How have other countries reacted?
The United States said it was “deeply disappointed” with the decision to go forward with the referendum.
“The United States' historic relationship with the people of the Iraqi Kurdistan region will not change in light of today's non-binding referendum, but we believe this step will increase instability and hardships for the Kurdistan region and its people,” State Department spokeswoman Heather Nauert said in a statement Monday.

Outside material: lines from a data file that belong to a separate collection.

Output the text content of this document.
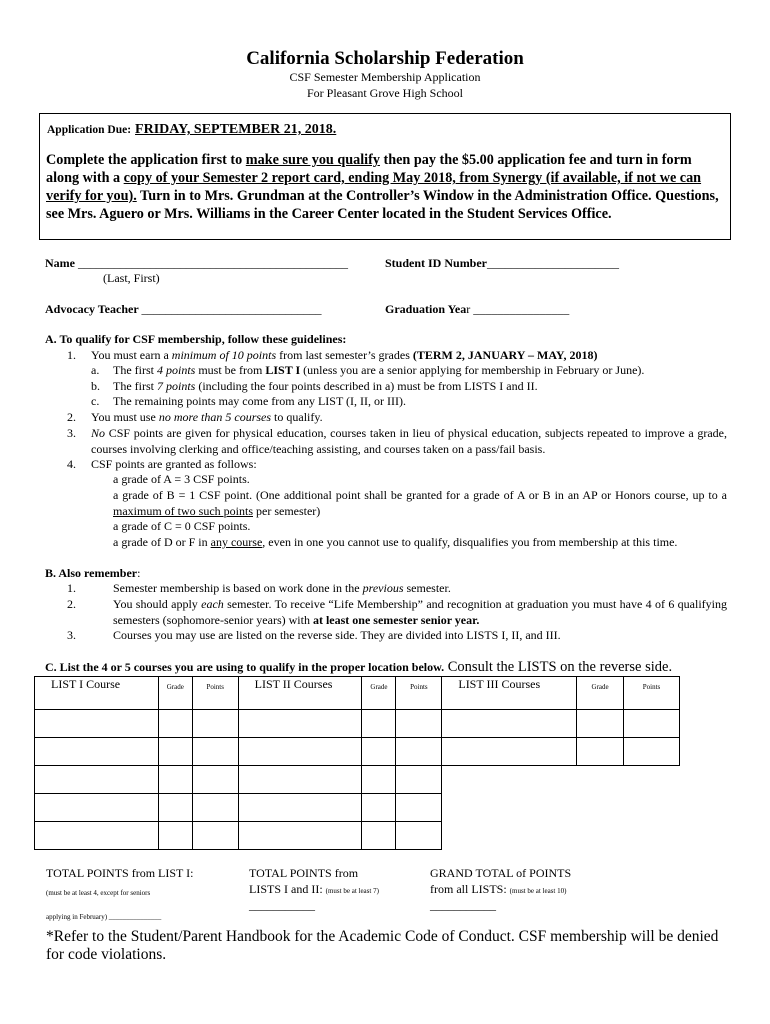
California Scholarship Federation
CSF Semester Membership Application
For Pleasant Grove High School
Application Due: FRIDAY, SEPTEMBER 21, 2018.
Complete the application first to make sure you qualify then pay the $5.00 application fee and turn in form along with a copy of your Semester 2 report card, ending May 2018, from Synergy (if available, if not we can verify for you). Turn in to Mrs. Grundman at the Controller’s Window in the Administration Office. Questions, see Mrs. Aguero or Mrs. Williams in the Career Center located in the Student Services Office.
Name _____________________________________________
(Last, First)
Student ID Number______________________
Advocacy Teacher ______________________________	Graduation Year ________________
A. To qualify for CSF membership, follow these guidelines:
1. You must earn a minimum of 10 points from last semester’s grades (TERM 2, JANUARY – MAY, 2018)
a. The first 4 points must be from LIST I (unless you are a senior applying for membership in February or June).
b. The first 7 points (including the four points described in a) must be from LISTS I and II.
c. The remaining points may come from any LIST (I, II, or III).
2. You must use no more than 5 courses to qualify.
3. No CSF points are given for physical education, courses taken in lieu of physical education, subjects repeated to improve a grade, courses involving clerking and office/teaching assisting, and courses taken on a pass/fail basis.
4. CSF points are granted as follows:
a grade of A = 3 CSF points.
a grade of B = 1 CSF point. (One additional point shall be granted for a grade of A or B in an AP or Honors course, up to a maximum of two such points per semester)
a grade of C = 0 CSF points.
a grade of D or F in any course, even in one you cannot use to qualify, disqualifies you from membership at this time.
B. Also remember:
1.	Semester membership is based on work done in the previous semester.
2.	You should apply each semester. To receive “Life Membership” and recognition at graduation you must have 4 of 6 qualifying semesters (sophomore-senior years) with at least one semester senior year.
3.	Courses you may use are listed on the reverse side. They are divided into LISTS I, II, and III.
C. List the 4 or 5 courses you are using to qualify in the proper location below. Consult the LISTS on the reverse side.
LIST I Course	Grade	Points	LIST II Courses	Grade	Points	LIST III Courses	Grade	Points

TOTAL POINTS from LIST I:
(must be at least 4, except for seniors
applying in February) _______________
TOTAL POINTS from
LISTS I and II: (must be at least 7)
___________
GRAND TOTAL of POINTS
from all LISTS: (must be at least 10)
___________
*Refer to the Student/Parent Handbook for the Academic Code of Conduct. CSF membership will be denied for code violations.
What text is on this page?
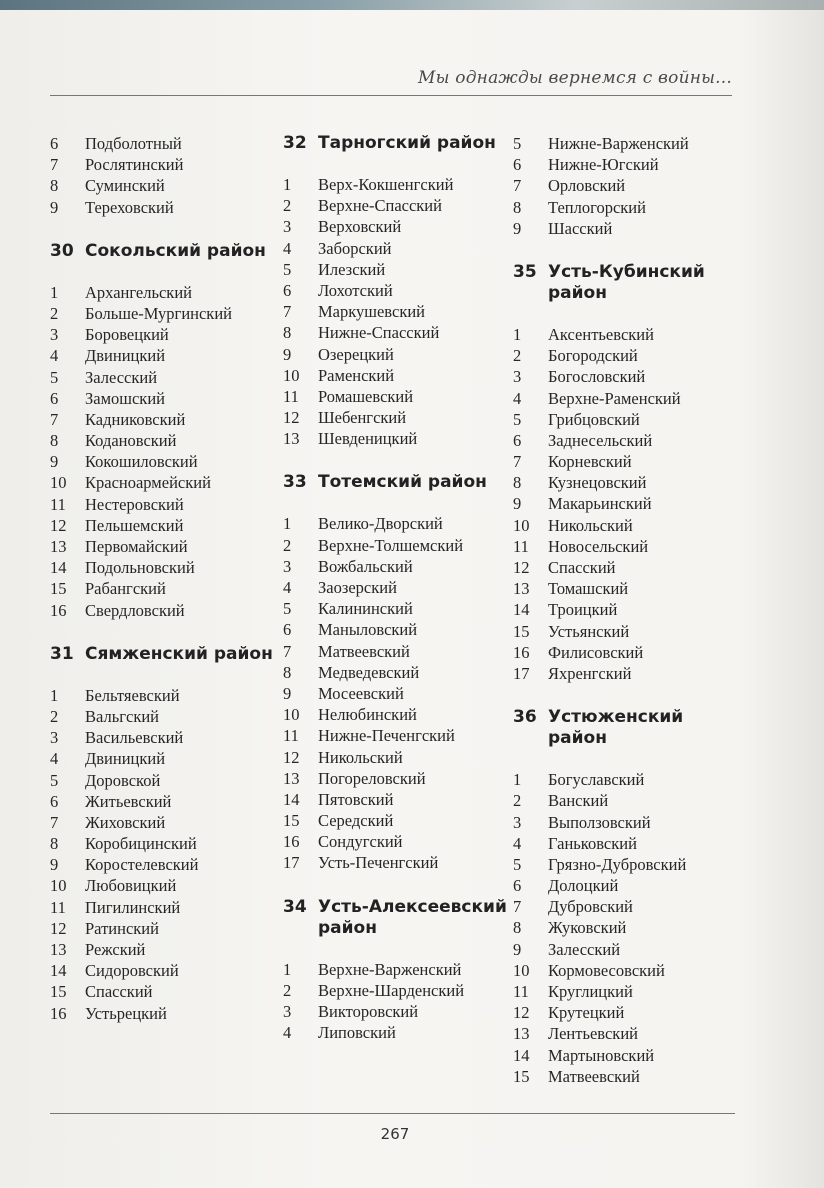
Мы однажды вернемся с войны...
6	Подболотный
7	Рослятинский
8	Суминский
9	Тереховский
30 Сокольский район
1	Архангельский
2	Больше-Мургинский
3	Боровецкий
4	Двиницкий
5	Залесский
6	Замошский
7	Кадниковский
8	Кодановский
9	Кокошиловский
10	Красноармейский
11	Нестеровский
12	Пельшемский
13	Первомайский
14	Подольновский
15	Рабангский
16	Свердловский
31 Сямженский район
1	Бельтяевский
2	Вальгский
3	Васильевский
4	Двиницкий
5	Доровской
6	Житьевский
7	Жиховский
8	Коробицинский
9	Коростелевский
10	Любовицкий
11	Пигилинский
12	Ратинский
13	Режский
14	Сидоровский
15	Спасский
16	Устьрецкий
32 Тарногский район
1	Верх-Кокшенгский
2	Верхне-Спасский
3	Верховский
4	Заборский
5	Илезский
6	Лохотский
7	Маркушевский
8	Нижне-Спасский
9	Озерецкий
10	Раменский
11	Ромашевский
12	Шебенгский
13	Шевденицкий
33 Тотемский район
1	Велико-Дворский
2	Верхне-Толшемский
3	Вожбальский
4	Заозерский
5	Калининский
6	Маныловский
7	Матвеевский
8	Медведевский
9	Мосеевский
10	Нелюбинский
11	Нижне-Печенгский
12	Никольский
13	Погореловский
14	Пятовский
15	Середский
16	Сондугский
17	Усть-Печенгский
34 Усть-Алексеевский район
1	Верхне-Варженский
2	Верхне-Шарденский
3	Викторовский
4	Липовский
5	Нижне-Варженский
6	Нижне-Югский
7	Орловский
8	Теплогорский
9	Шасский
35 Усть-Кубинский район
1	Аксентьевский
2	Богородский
3	Богословский
4	Верхне-Раменский
5	Грибцовский
6	Заднесельский
7	Корневский
8	Кузнецовский
9	Макарьинский
10	Никольский
11	Новосельский
12	Спасский
13	Томашский
14	Троицкий
15	Устьянский
16	Филисовский
17	Яхренгский
36 Устюженский район
1	Богуславский
2	Ванский
3	Выползовский
4	Ганьковский
5	Грязно-Дубровский
6	Долоцкий
7	Дубровский
8	Жуковский
9	Залесский
10	Кормовесовский
11	Круглицкий
12	Крутецкий
13	Лентьевский
14	Мартыновский
15	Матвеевский
267
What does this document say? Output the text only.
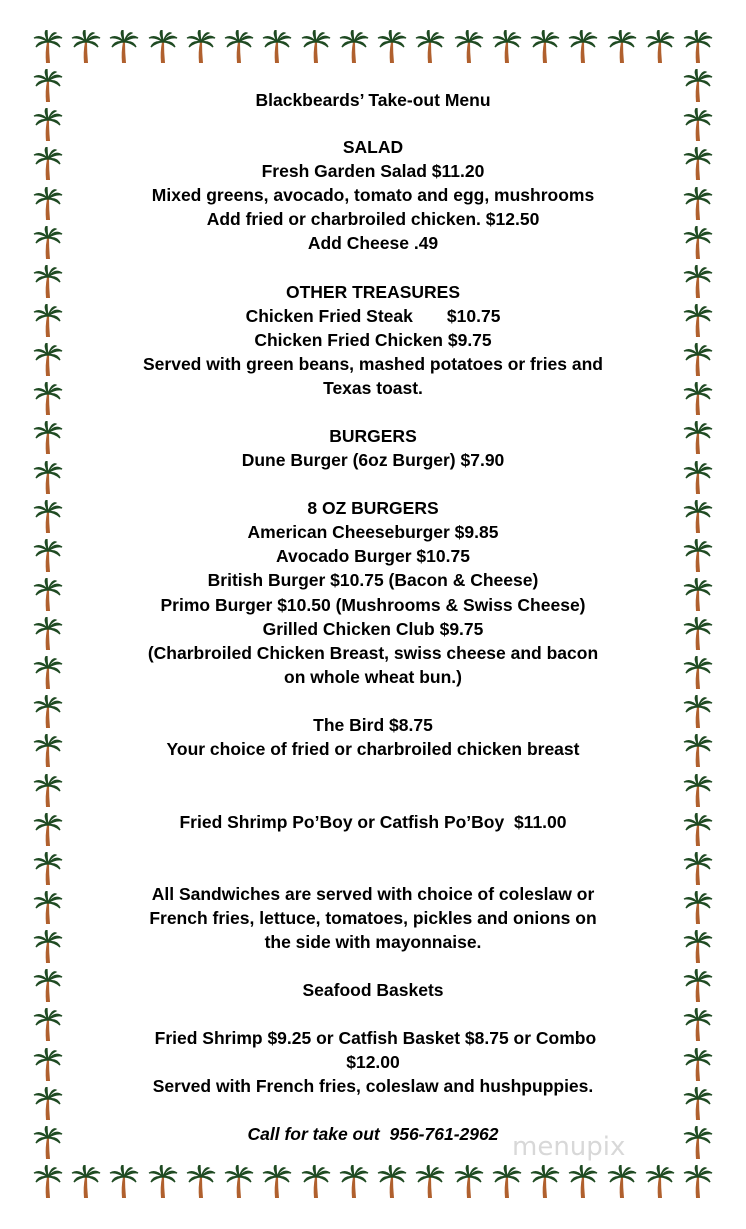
Blackbeards’ Take-out Menu
SALAD
Fresh Garden Salad $11.20
Mixed greens, avocado, tomato and egg, mushrooms
Add fried or charbroiled chicken. $12.50
Add Cheese .49
OTHER TREASURES
Chicken Fried Steak       $10.75
Chicken Fried Chicken $9.75
Served with green beans, mashed potatoes or fries and
Texas toast.
BURGERS
Dune Burger (6oz Burger) $7.90
8 OZ BURGERS
American Cheeseburger $9.85
Avocado Burger $10.75
British Burger $10.75 (Bacon & Cheese)
Primo Burger $10.50 (Mushrooms & Swiss Cheese)
Grilled Chicken Club $9.75
(Charbroiled Chicken Breast, swiss cheese and bacon
on whole wheat bun.)
The Bird $8.75
Your choice of fried or charbroiled chicken breast
Fried Shrimp Po’Boy or Catfish Po’Boy  $11.00
All Sandwiches are served with choice of coleslaw or
French fries, lettuce, tomatoes, pickles and onions on
the side with mayonnaise.
Seafood Baskets
Fried Shrimp $9.25 or Catfish Basket $8.75 or Combo
$12.00
Served with French fries, coleslaw and hushpuppies.
Call for take out  956-761-2962 menupix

Iran and Turkey, who fear a similar bid for statehood by their own Kurdish minorities, say their relationship will change. As the KRG’s main trading partners, they have threatened to establish a de facto embargo by shutting down all commercial traffic and oil pipelines, effectively strangling the Kurdish economy. Turkish forces, meanwhile, are running joint exercises with the Iraqi army on the border between the two countries, in anticipation of any violence.
But if the Iraqi Kurds press ahead with independence, their neighbors might come around to the idea.

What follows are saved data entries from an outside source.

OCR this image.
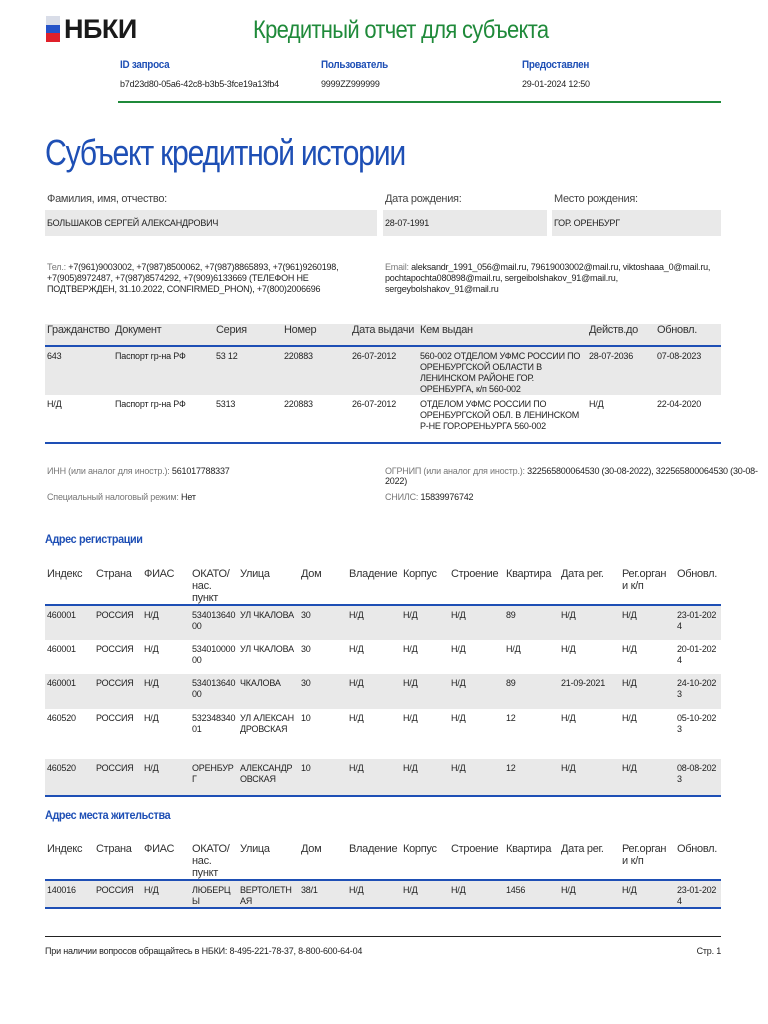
НБКИ	Кредитный отчет для субъекта
ID запроса
b7d23d80-05a6-42c8-b3b5-3fce19a13fb4
Пользователь
9999ZZ999999
Предоставлен
29-01-2024 12:50
Субъект кредитной истории
Фамилия, имя, отчество:	Дата рождения:	Место рождения:
БОЛЬШАКОВ СЕРГЕЙ АЛЕКСАНДРОВИЧ	28-07-1991	ГОР. ОРЕНБУРГ
Тел.: +7(961)9003002, +7(987)8500062, +7(987)8865893, +7(961)9260198, +7(905)8972487, +7(987)8574292, +7(909)6133669 (ТЕЛЕФОН НЕ ПОДТВЕРЖДЕН, 31.10.2022, CONFIRMED_PHON), +7(800)2006696
Email: aleksandr_1991_056@mail.ru, 79619003002@mail.ru, viktoshaaa_0@mail.ru, pochtapochta080898@mail.ru, sergeibolshakov_91@mail.ru, sergeybolshakov_91@mail.ru
Гражданство	Документ	Серия	Номер	Дата выдачи	Кем выдан	Действ.до	Обновл.
643	Паспорт гр-на РФ	53 12	220883	26-07-2012	560-002 ОТДЕЛОМ УФМС РОССИИ ПО ОРЕНБУРГСКОЙ ОБЛАСТИ В ЛЕНИНСКОМ РАЙОНЕ ГОР. ОРЕНБУРГА, к/п 560-002	28-07-2036	07-08-2023
Н/Д	Паспорт гр-на РФ	5313	220883	26-07-2012	ОТДЕЛОМ УФМС РОССИИ ПО ОРЕНБУРГСКОЙ ОБЛ. В ЛЕНИНСКОМ Р-НЕ ГОР.ОРЕНЬУРГА 560-002	Н/Д	22-04-2020
ИНН (или аналог для иностр.): 561017788337	ОГРНИП (или аналог для иностр.): 322565800064530 (30-08-2022), 322565800064530 (30-08-2022)
Специальный налоговый режим: Нет	СНИЛС: 15839976742
Адрес регистрации
Индекс	Страна	ФИАС	ОКАТО/нас. пункт	Улица	Дом	Владение	Корпус	Строение	Квартира	Дата рег.	Рег.орган и к/п	Обновл.
460001	РОССИЯ	Н/Д	53401364000	УЛ ЧКАЛОВА	30	Н/Д	Н/Д	Н/Д	89	Н/Д	Н/Д	23-01-2024
460001	РОССИЯ	Н/Д	53401000000	УЛ ЧКАЛОВА	30	Н/Д	Н/Д	Н/Д	Н/Д	Н/Д	Н/Д	20-01-2024
460001	РОССИЯ	Н/Д	53401364000	ЧКАЛОВА	30	Н/Д	Н/Д	Н/Д	89	21-09-2021	Н/Д	24-10-2023
460520	РОССИЯ	Н/Д	53234834001	УЛ АЛЕКСАНДРОВСКАЯ	10	Н/Д	Н/Д	Н/Д	12	Н/Д	Н/Д	05-10-2023
460520	РОССИЯ	Н/Д	ОРЕНБУРГ	АЛЕКСАНДРОВСКАЯ	10	Н/Д	Н/Д	Н/Д	12	Н/Д	Н/Д	08-08-2023
Адрес места жительства
Индекс	Страна	ФИАС	ОКАТО/нас. пункт	Улица	Дом	Владение	Корпус	Строение	Квартира	Дата рег.	Рег.орган и к/п	Обновл.
140016	РОССИЯ	Н/Д	ЛЮБЕРЦЫ	ВЕРТОЛЕТНАЯ	38/1	Н/Д	Н/Д	Н/Д	1456	Н/Д	Н/Д	23-01-2024
При наличии вопросов обращайтесь в НБКИ: 8-495-221-78-37, 8-800-600-64-04	Стр. 1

“I think Turkey would be at the front of the queue, because Turkey would benefit the most from an independent Kurdistan,” said David L. Phillips, a former State Department advisor who now heads Columbia University’s Institute for the Study of Human Rights.
The landlocked Iraqi Kurdish region already exports its oil through a pipeline to Turkey and imports many consumer goods from the country.

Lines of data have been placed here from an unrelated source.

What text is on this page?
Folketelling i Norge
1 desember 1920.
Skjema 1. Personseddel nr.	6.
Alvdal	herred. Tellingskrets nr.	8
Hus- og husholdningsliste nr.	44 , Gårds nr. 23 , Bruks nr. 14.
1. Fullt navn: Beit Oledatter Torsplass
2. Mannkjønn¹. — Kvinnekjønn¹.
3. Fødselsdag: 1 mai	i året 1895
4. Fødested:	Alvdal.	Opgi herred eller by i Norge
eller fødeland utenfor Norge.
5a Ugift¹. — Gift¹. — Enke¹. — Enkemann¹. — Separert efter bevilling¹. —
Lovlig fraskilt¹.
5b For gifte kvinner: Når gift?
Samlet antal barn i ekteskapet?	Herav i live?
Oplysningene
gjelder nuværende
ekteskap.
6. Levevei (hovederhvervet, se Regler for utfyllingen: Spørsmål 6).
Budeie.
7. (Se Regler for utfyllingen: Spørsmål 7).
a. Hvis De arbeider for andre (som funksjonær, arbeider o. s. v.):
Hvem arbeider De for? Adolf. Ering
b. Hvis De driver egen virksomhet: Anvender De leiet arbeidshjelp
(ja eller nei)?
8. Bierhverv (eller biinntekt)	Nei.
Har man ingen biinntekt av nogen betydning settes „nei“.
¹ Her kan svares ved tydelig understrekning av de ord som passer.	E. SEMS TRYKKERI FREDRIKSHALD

“Construction contracts, oil transports, energy supplies, sale of Turkish consumer goods and a buffer between Turkey and Shiite Arab Iraq are all assets for Turkey,” Phillips said.
Kurdish populations in neighboring countries have also taken notice. Syrian Kurdish leader Saleh Muslim said in an interview with London-based daily Al-Sharq Al-Awsat that his forces — Kurdish militiamen who, coincidentally, are the United States’ top ally in Syria — were ready “to stand by the Kurdish people in the Kurdistan region if it is attacked.”
Activists also posted videos of protests held in Turkey and Iran in solidarity with the referendum.
And what about Baghdad?
Iraqi lawmakers, infuriated by Kurdish leaders’ intransigence, authorized Iraqi Prime Minister Haider Abadi on Wednesday to deploy troops to Kirkuk and secure the oil fields, part of a 13-point list of demands that would close off the Kurdish enclave and prosecute its leaders. There would be no negotiations until the referendum was annulled.
Kurdish authorities, meanwhile, were given until Friday to hand over control of their airports and other border crossings — a proposition the Kurdish transportation minister, Mawlood Bawamurad, dismissed out of hand in a press conference Wednesday.
“As a result of this political maneuvering, the rhetoric has escalated, and on Iraqi TV there are loads of military leaders saying stuff like we won’t compromise on a single inch of Iraqi soil,” said Iraq expert Ali.
“It can easily spiral out of control.”
Ramzy Mardini, a non-resident fellow at the Atlantic Council, said in an e-mail Wednesday that Abadi is being forced to escalate his position in order to save face and maintain his political survival.
“We now have two leaders in Baghdad and Irbil that are locked in within their electoral cycles and playing to their audiences in the midst of heightened Arab and Kurdish nationalism,” he wrote.
“It has been a game of chicken, but that game has not ended with the referendum.”
Nevertheless, Abadi insisted on Wednesday in a speech to parliament that there would be no fighting between “Iraqi brothers.”
“We will impose the rule of Iraq in all areas of [the Kurdish region] by the force of the constitution,” he said. “Kurdish citizens are Iraqis and they will remain so.”
Bulos is a special correspondent. Times staff writer Alexandra Zavis in Beirut contributed to this report.